Customer satisfaction matters. Customer engagement can matter more. For Disney, PIXAR, and Lucasfilm movies over the past fifteen years, each additional IMDB rating point has translated to an extra $60 million in US box office revenue. Since US revenues generally contribute around half of total revenue, each point is likely worth well over $100 million in worldwide receipts.


To see these results clearly, one has to disentangle customer satisfaction from customer engagement. Customer satisfaction tells us how much the audience liked a film. Customer engagement gauges the size of the audience motivated to see the film based on their past experiences—not necessarily the current offering.


Customer engagement in this context is an amalgam of a person’s general interest in a film's genre coupled with their past experiences and current impression of the company that made it.


One way to think about customer engagement is by reference to the size of a film’s audience over its opening weekend. These are the customers interested in seeing the movie almost irrespective of how good it is.


In contrast, the impact of customer satisfaction largely plays out after the opening weekend. This is the period of a film’s release where word-of-mouth plays an outsize role.


The chart above demonstrates the strong relationship between a film’s satisfaction and its multiple (receipts after opening divided by the opening weekend receipts).


The relationship between satisfaction and a film’s opening weekend receipts is much weaker, as the chart below demonstrates.





Looking at the data in this chart, Winnie the Pooh didn't score much differently than Monsters University which didn't score much differently than the live action version of Beauty and the Beast--but the size of the engaged audience was much different for these films. Beauty and the Beast pulled in over 10 times as much revenue in its opening weekend than Winnie the Pooh did!


Why? Despite being part of a beloved franchise, Winne the Pooh, appeals to a much narrower audience than the vast majority of Disney storylines. A Pooh film can only make so much money, no matter how good it is.


As I mentioned above, a point of extra satisfaction can yield an extra $100 million in worldwide receipts, but customer engagement matters even more than that. Data from 32 films are shown in the above two charts: 15 are remakes or sequels, 17 aren’t.

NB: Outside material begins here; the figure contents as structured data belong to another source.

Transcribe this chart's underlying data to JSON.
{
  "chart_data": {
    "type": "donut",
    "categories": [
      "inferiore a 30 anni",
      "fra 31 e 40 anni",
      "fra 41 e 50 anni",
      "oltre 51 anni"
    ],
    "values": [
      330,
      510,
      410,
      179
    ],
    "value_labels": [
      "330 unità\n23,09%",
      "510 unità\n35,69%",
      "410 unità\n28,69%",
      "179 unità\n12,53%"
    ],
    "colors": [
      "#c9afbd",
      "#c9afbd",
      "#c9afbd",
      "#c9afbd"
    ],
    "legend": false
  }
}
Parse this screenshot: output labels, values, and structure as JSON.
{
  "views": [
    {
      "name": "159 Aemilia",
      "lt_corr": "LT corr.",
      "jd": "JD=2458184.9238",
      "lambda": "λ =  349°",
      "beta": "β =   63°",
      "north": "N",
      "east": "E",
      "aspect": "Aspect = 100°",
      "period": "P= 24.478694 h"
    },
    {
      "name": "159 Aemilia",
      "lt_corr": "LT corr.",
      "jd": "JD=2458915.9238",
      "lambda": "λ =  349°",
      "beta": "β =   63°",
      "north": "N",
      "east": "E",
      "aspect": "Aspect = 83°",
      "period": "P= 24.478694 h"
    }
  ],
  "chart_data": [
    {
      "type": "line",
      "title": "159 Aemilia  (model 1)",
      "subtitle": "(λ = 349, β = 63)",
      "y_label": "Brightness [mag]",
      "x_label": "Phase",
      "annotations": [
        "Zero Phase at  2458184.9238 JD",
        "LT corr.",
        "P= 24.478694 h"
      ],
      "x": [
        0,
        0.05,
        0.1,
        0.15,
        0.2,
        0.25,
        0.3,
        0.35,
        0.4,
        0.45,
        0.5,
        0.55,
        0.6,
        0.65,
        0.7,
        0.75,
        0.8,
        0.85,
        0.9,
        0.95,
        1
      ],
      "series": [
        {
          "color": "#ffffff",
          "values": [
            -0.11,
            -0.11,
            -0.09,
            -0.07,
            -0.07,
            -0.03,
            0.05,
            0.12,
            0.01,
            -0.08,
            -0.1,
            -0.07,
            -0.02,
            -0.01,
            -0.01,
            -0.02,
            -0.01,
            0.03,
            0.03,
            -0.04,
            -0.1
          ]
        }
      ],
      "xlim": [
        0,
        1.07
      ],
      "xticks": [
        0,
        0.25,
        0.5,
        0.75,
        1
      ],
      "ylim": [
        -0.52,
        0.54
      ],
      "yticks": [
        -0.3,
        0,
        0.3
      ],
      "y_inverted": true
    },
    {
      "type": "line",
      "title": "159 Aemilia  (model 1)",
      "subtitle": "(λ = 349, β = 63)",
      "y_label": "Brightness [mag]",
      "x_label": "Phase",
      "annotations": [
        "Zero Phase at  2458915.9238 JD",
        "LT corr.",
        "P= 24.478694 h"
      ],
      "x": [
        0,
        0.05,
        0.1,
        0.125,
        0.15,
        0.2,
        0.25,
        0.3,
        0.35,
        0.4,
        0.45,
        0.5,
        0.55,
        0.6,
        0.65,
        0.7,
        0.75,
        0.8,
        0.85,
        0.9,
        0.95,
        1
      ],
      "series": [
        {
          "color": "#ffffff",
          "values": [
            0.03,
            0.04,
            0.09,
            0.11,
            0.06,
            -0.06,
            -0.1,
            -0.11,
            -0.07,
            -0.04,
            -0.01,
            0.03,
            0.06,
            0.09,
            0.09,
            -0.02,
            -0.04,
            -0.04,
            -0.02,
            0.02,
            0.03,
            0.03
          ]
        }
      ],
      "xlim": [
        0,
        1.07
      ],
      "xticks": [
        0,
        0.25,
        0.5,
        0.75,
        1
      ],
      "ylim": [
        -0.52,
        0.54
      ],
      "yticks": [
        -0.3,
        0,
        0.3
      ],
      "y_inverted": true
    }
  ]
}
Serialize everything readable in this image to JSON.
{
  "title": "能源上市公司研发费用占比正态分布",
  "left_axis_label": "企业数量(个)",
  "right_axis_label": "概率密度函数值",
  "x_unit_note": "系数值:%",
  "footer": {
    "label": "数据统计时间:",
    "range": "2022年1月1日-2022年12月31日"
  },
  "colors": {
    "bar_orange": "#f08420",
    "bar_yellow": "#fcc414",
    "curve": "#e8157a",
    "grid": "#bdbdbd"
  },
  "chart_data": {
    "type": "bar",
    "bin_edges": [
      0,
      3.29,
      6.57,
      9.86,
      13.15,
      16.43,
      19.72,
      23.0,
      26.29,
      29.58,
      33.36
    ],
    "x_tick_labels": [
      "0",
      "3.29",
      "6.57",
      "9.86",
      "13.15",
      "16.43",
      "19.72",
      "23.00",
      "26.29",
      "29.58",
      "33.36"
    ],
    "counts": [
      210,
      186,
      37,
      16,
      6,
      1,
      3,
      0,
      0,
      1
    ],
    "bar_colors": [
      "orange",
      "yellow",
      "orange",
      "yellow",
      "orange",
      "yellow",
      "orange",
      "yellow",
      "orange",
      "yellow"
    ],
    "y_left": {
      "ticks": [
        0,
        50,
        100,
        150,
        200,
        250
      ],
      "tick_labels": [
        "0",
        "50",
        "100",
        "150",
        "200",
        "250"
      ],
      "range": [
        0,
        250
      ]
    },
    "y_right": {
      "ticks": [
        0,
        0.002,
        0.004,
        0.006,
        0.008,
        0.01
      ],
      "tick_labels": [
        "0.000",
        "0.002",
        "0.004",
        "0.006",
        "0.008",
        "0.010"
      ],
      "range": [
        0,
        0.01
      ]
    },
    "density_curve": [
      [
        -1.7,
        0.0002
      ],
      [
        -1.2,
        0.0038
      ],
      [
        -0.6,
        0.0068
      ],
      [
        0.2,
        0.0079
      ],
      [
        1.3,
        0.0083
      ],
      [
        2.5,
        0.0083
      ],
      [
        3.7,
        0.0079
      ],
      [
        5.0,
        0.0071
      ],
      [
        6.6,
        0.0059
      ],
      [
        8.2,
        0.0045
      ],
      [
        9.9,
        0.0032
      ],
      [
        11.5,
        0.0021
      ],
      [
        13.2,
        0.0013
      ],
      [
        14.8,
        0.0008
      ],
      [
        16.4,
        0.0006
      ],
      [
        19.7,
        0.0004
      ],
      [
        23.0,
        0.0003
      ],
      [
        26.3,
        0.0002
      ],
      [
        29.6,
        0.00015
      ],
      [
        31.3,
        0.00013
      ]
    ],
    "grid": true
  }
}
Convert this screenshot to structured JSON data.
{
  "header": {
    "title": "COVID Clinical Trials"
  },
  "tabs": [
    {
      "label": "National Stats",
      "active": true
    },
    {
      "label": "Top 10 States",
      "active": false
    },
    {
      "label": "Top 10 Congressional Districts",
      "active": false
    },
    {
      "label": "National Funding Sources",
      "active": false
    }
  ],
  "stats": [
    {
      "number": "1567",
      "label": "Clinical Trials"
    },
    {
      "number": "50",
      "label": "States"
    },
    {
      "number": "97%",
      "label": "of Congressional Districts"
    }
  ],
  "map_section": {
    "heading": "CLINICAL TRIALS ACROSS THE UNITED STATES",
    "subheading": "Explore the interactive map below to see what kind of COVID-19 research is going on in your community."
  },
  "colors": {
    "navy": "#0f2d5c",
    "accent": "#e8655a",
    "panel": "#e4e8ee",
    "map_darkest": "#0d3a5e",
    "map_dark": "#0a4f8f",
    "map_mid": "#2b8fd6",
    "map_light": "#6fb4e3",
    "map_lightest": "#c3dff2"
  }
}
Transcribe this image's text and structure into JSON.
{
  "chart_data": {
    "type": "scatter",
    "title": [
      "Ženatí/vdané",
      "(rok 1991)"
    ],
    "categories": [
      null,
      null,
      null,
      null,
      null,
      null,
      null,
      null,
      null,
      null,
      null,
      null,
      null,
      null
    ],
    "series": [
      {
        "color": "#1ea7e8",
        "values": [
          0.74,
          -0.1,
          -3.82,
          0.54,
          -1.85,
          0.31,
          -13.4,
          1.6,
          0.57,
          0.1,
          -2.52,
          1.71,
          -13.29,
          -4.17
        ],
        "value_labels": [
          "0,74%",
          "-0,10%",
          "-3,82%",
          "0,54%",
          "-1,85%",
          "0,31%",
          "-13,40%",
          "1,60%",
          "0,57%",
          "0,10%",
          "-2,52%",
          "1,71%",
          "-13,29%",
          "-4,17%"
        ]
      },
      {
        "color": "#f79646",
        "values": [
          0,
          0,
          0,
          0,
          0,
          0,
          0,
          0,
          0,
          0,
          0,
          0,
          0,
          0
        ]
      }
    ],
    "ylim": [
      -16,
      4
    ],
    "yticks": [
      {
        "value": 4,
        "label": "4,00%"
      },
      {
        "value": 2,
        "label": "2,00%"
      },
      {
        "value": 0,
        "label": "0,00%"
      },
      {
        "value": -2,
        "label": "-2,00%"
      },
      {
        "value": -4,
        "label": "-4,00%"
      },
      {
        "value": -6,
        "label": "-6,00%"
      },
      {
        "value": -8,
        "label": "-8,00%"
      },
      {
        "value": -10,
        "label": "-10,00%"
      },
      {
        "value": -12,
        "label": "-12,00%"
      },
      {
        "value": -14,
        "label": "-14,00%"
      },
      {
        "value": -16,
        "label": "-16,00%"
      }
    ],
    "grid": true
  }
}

The audience scores for the remake/sequels were 0.19 points lower than the non-sequels. If customer satisfaction dominated, then the sequels would have made slightly less money than the non-sequels, but that’s not the case at all. The sequels made $250 million more per film!


That's why studios produce so many sequels. It’s a lot easier to sell to an audience that’s already engaged with a film’s characters and story than it is to introduce them to a whole new set of characters. Unfortunately, for Disney, over the past couple of years, the opening weekends for its sequels and non-sequels alike have underperformed.


Indiana Jones and the Dial of Destiny, released today, will no doubt continue this trend of underperformance. Its 3-day opening weekend is projected to be just $60 - $77 million. That's significantly below the $100 million earned by the prior installment in 2008 even before adjusting for inflation. I'm sure I'll post more about that over the next few weeks.